The bulk of the new jobs will come from the opening of new stores Australia wide, growth in existing stores and store refurbishments.
‘Woolworths has invested almost $1 billion of capital in this half year to add new stores, improve existing stores, add services, deliver value and create an even better shopping experience for our customers,’ Chief Executive Michael Luscombe said.
The company, which is Australia’s largest retailer, currently employs 200 000 people and owns Dick Smith, PowerHouse and Tandys electronic stores, Dan Murphy's bottle shops, as well as supermarkets and petrol stations.
It posted an increased profit of more than eight per cent in the second half of last year and opened 122 new stores creating 9000 jobs.
The substantial growth is attributed to the popularity of new store formats, extended discounting campaigns and increasing sales of higher-margin private label merchandise as customers seek to trim household budgets.
But the company also recognises that the global financial crisis will hold a large amount of sway in the coming year – with future profits subject to inflation, petrol prices, interest rates, rising unemployment and consumer confidence.
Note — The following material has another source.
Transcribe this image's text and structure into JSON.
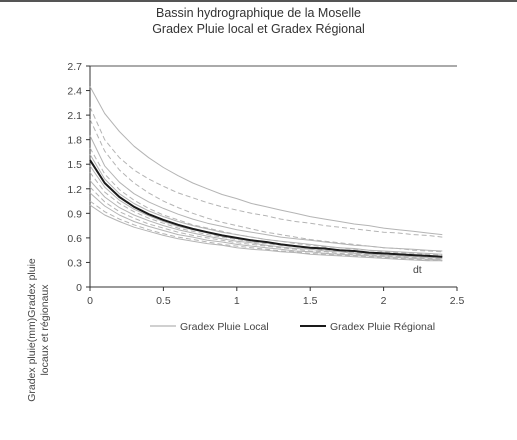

The announcement was a bright spot in a horror week in which both Pacific Brands, the company behind iconic Australian clothing such as King Gee, Bonds, Holeproof and Hard Yakka, and Property giant Lend Lease announced they would be slashing hundreds of Australian jobs.
‘I'm just delighted that we have a company which is investing, and a company which can be employing more labour,’ Federal Treasurer Wayne Swan said.
‘It just goes to show that there are still underlying strengths in our economy, and we've got to build on those as we cope with a global recession, which is getting worse day by day,’ Mr Swan said.
The quarterly Clarius Skills Index predicts 50 000 highly skilled workers will be left without jobs as the global economic crisis lashes Australia in coming months.